Mexico City — The Mexican peso has been appreciating consistently since mid-2020, making it one of the strongest currencies among emerging markets over the last three years. Most of the peso’s stellar performance can be attributed to external factors, including the country’s nearshoring boom and soaring remittances. However, on the domestic front, analysts have also pointed to a healthy fiscal position.
While the American currency has continued to weaken in 2023 and currently trades below the MXN$17 threshold, the lowest three years, many analysts have been anticipating a rebound for the greenback during the second half of 2023.
In fact, a Citibanamex analyst survey this month pointed to an exchange rate of MXN$17.95 per greenback by the end of the year. That would imply a 5.5% depreciation from its price of MXN$17 at the start of August. According to Blackrock, the reversal of a three-year long trend of appreciation for the peso is set to begin as soon as Banco de México (Banxico) starts cutting rates.
It’s worth noting that Banxico has remained tight-lipped as to when that might be.
To be sure, the Mexican peso has flexed its muscles so far this year, rising almost 14% against the greenback. That makes it the second-best performing currency in Latin America after the Colombian peso, which has risen more than 15%. What’s driving the US dollar’s weakness in Mexico?

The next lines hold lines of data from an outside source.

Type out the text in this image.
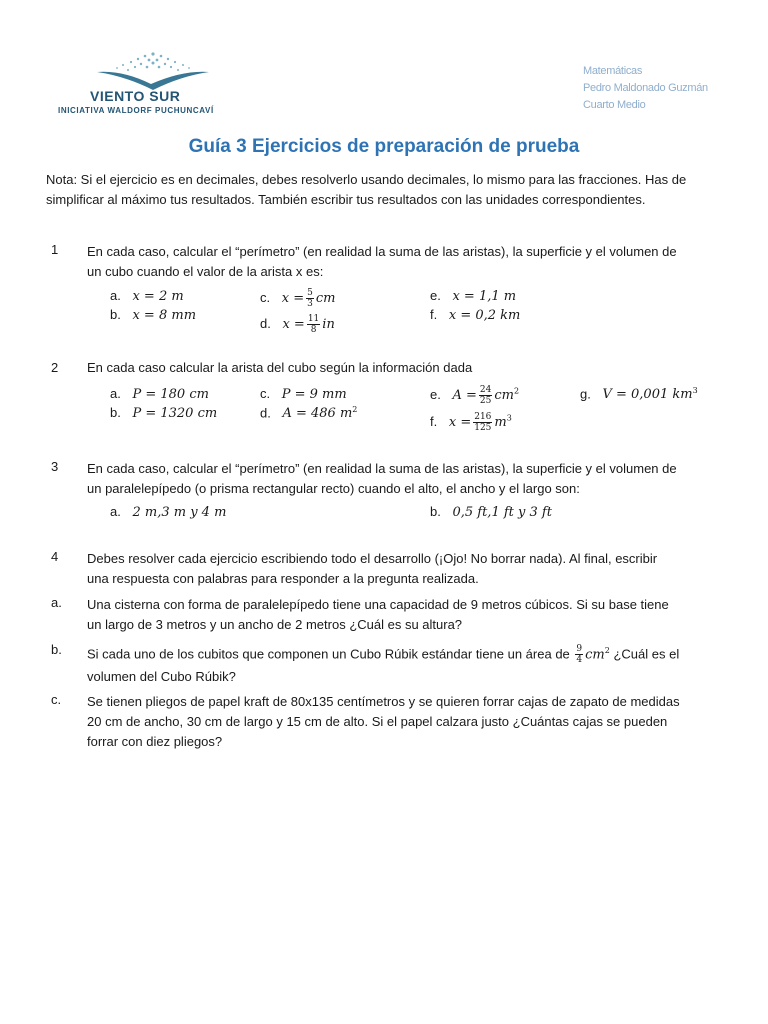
VIENTO SUR
INICIATIVA WALDORF PUCHUNCAVÍ
Matemáticas
Pedro Maldonado Guzmán
Cuarto Medio
Guía 3 Ejercicios de preparación de prueba
Nota: Si el ejercicio es en decimales, debes resolverlo usando decimales, lo mismo para las fracciones. Has de
simplificar al máximo tus resultados. También escribir tus resultados con las unidades correspondientes.
1 En cada caso, calcular el “perímetro” (en realidad la suma de las aristas), la superficie y el volumen de
un cubo cuando el valor de la arista x es:
a. x = 2 m
b. x = 8 mm
c. $x = \frac{5}{3}$ cm
d. $x = \frac{11}{8}$ in
e. x = 1,1 m
f. x = 0,2 km
2 En cada caso calcular la arista del cubo según la información dada
a. P = 180 cm
b. P = 1320 cm
c. P = 9 mm
d. A = 486 $m^2$
e. $A = \frac{24}{25} cm^2$
f. $x = \frac{216}{125} m^3$
g. V = 0,001 $km^3$
3 En cada caso, calcular el “perímetro” (en realidad la suma de las aristas), la superficie y el volumen de
un paralelepípedo (o prisma rectangular recto) cuando el alto, el ancho y el largo son:
a. 2 m,3 m y 4 m	b. 0,5 ft,1 ft y 3 ft
4 Debes resolver cada ejercicio escribiendo todo el desarrollo (¡Ojo! No borrar nada). Al final, escribir
una respuesta con palabras para responder a la pregunta realizada.
a. Una cisterna con forma de paralelepípedo tiene una capacidad de 9 metros cúbicos. Si su base tiene
un largo de 3 metros y un ancho de 2 metros ¿Cuál es su altura?
b. Si cada uno de los cubitos que componen un Cubo Rúbik estándar tiene un área de $\frac{9}{4} cm^2$ ¿Cuál es el
volumen del Cubo Rúbik?
c. Se tienen pliegos de papel kraft de 80x135 centímetros y se quieren forrar cajas de zapato de medidas
20 cm de ancho, 30 cm de largo y 15 cm de alto. Si el papel calzara justo ¿Cuántas cajas se pueden
forrar con diez pliegos?
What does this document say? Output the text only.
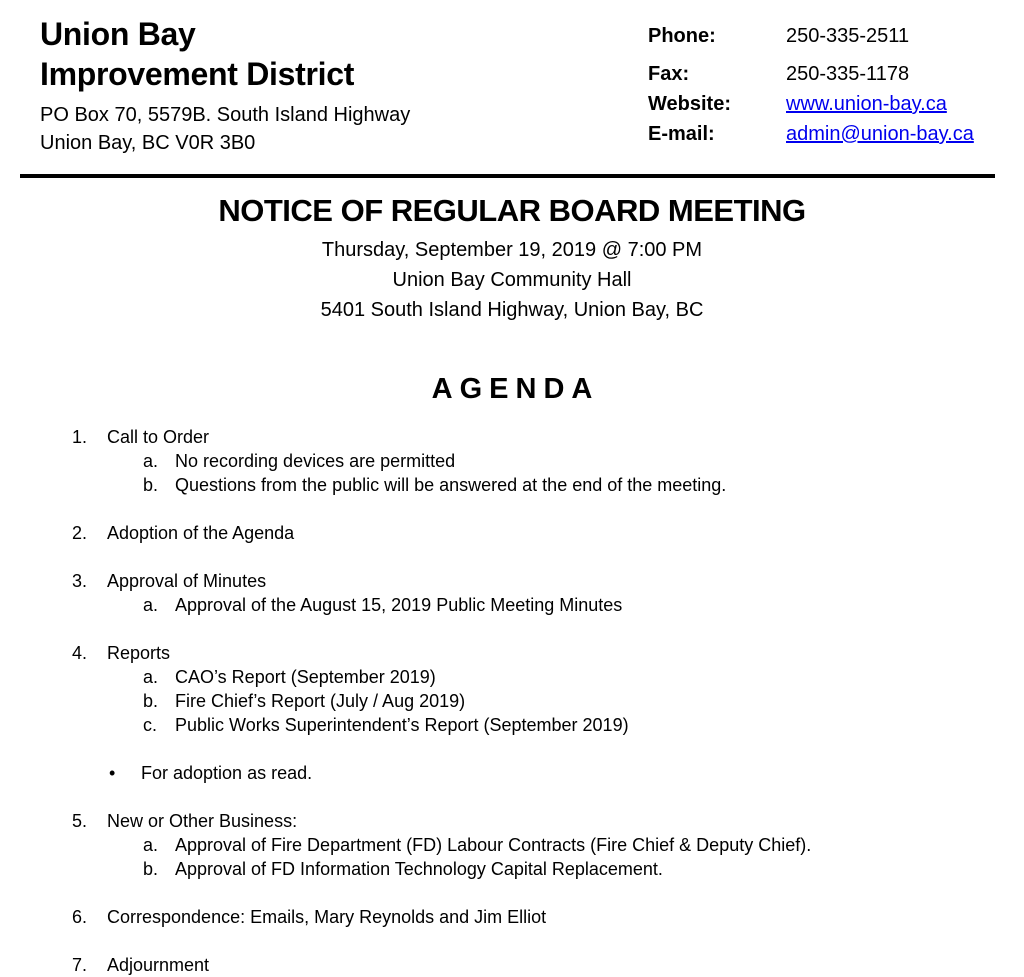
Union Bay
Improvement District
PO Box 70, 5579B. South Island Highway
Union Bay, BC V0R 3B0
Phone:	250-335-2511
Fax:	250-335-1178
Website:	www.union-bay.ca
E-mail:	admin@union-bay.ca
NOTICE OF REGULAR BOARD MEETING
Thursday, September 19, 2019 @ 7:00 PM
Union Bay Community Hall
5401 South Island Highway, Union Bay, BC
AGENDA
1.	Call to Order
a. No recording devices are permitted
b. Questions from the public will be answered at the end of the meeting.
2.	Adoption of the Agenda
3.	Approval of Minutes
a. Approval of the August 15, 2019 Public Meeting Minutes
4.	Reports
a. CAO’s Report (September 2019)
b. Fire Chief’s Report (July / Aug 2019)
c. Public Works Superintendent’s Report (September 2019)
•	For adoption as read.
5.	New or Other Business:
a. Approval of Fire Department (FD) Labour Contracts (Fire Chief & Deputy Chief).
b. Approval of FD Information Technology Capital Replacement.
6.	Correspondence: Emails, Mary Reynolds and Jim Elliot
7.	Adjournment
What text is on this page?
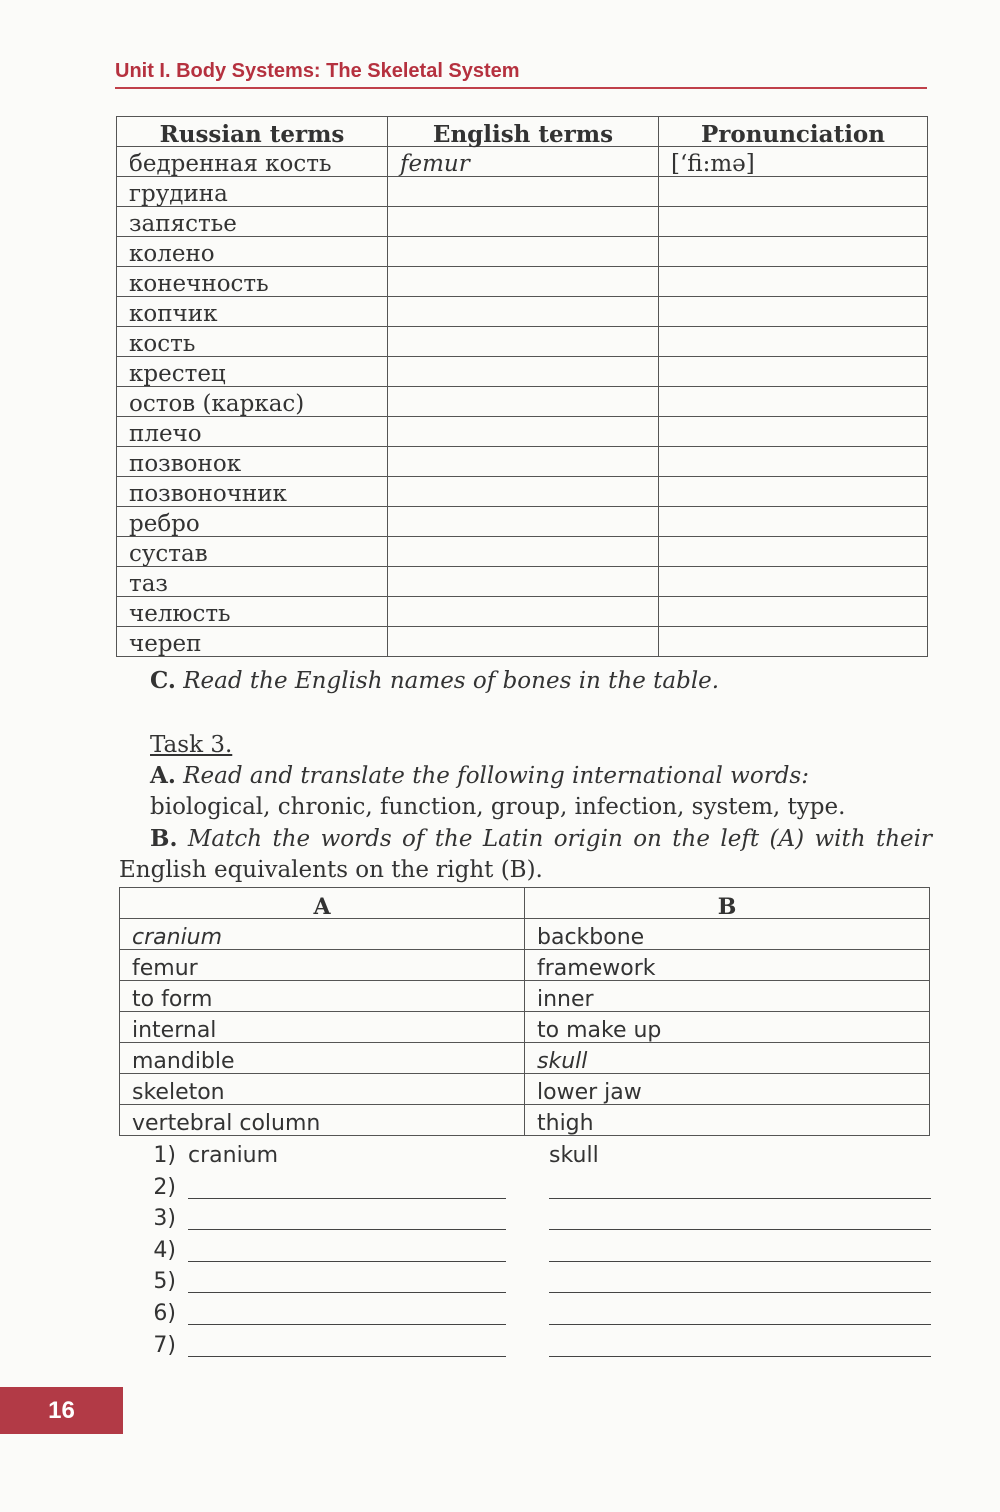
Unit I. Body Systems: The Skeletal System
Russian terms	English terms	Pronunciation
бедренная кость	femur	[‘fi:mə]
грудина		
запястье		
колено		
конечность		
копчик		
кость		
крестец		
остов (каркас)		
плечо		
позвонок		
позвоночник		
ребро		
сустав		
таз		
челюсть		
череп		
C. Read the English names of bones in the table.
Task 3.
A. Read and translate the following international words:
biological, chronic, function, group, infection, system, type.
B. Match the words of the Latin origin on the left (A) with their
English equivalents on the right (B).
A	B
cranium	backbone
femur	framework
to form	inner
internal	to make up
mandible	skull
skeleton	lower jaw
vertebral column	thigh
1) cranium	skull
2)
3)
4)
5)
6)
7)
16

Why is the Mexican Peso Appreciating?
Several analysts have shed light on peso’s upward trajectory. Among the main arguments, especially in recent months, is the rate spread between Banxico and the US Federal Reserve’s key rates, which currently stands at 575 basis points, cementing investors’ appetite for peso-denominated assets.
It’s also worth noting that, due to the Mexican economy’s strong ties to the United States, the value of the peso is particularly tethered to macroeconomic indicators north of the border, including benchmark interest rates.
Although dollar inflows via exports are still playing a role in strengthening the Mexican peso, the state-owned company Pemex has been implementing a strategy to cease crude oil exports by 2024.
While crude oil prices surged to $100 per barrel following Russia’s invasion of Ukraine, they have since tumbled to approximately $80. However, it’s crucial to note that while Mexico is a leading oil producer in Latin America, these fluctuations do not have a major impact on the exchange rate in the country.
The Mexican Peso’s Tango with the US Dollar
The performance of the Mexican peso is intricately tied to the US dollar. When the US dollar weakens, the peso strengthens, implying an inverse relationship.
One significant factor to be considered in that relationship is the US Federal Reserve’s interest rates path, as it deals with inflationary pressures. As mentioned, the value of the Mexican peso is hinged on the interest rate spread between the Bank of Mexico and the Federal Reserve, which currently stands at 600 basis points. While Mexico’s benchmark sits at 11.25%, the US’ key rates are between 5.00% and 5.25%.
This interest rate gap heightens the appeal of investing in peso-denominated assets, particularly bonds.
Priscila Robledo, an economist at Fintual, emphasized, “It makes it somewhat easier for Banxico [Bank of Mexico] to reduce inflation and might encourage them to carry out greater rate cuts at the end of the year,” speaking to Bloomberg Línea earlier this year.
Dollar Weakness Due to Remittances
The Mexican peso’s performance is also intricately linked to the influx of dollars through remittances, which workers send to their families mainly from the United States. According to BBVA Research, remittances rose for 38 consecutive months through to June this year, closing the first half of 2023 at $30.2 billion, or 9.9% more than the same six months of 2022.
These remittances are a direct result of economic growth in the US, as well as stimulus spending from the American government during the pandemic.
Keeping an Eye on Regional Political Scenarios
Investors also closely monitor the political landscape throughout the region, as exemplified by cases of heightened uncertainty in both Brazil, Colombia and Peru during 2023, mainly in relation to social protests and discord among political leaders.
Nearshoring Boom
The pandemic also ushered in changes in various processes that make up the Mexican economy. Several multinational companies have decided to relocate their manufacturing plants from China to Mexico, particularly in the northern region of the country. Known as nearshoring, this trend has garnered considerable attention from investors. Mexico’s proximity to the US implies a high potential for savings in terms of transportation and labor costs.
Analysts at Monex previously disclosed to Bloomberg Línea that nearshoring would reshape the Mexican economy through increased investment. Janneth Quiroz, Deputy Director of Analysis at Monex, remarked, “We have reports indicating a high demand for land and permits at the border. Perhaps in a scenario where interest rates are high, relocation may be more costly, but in the end, it will happen.”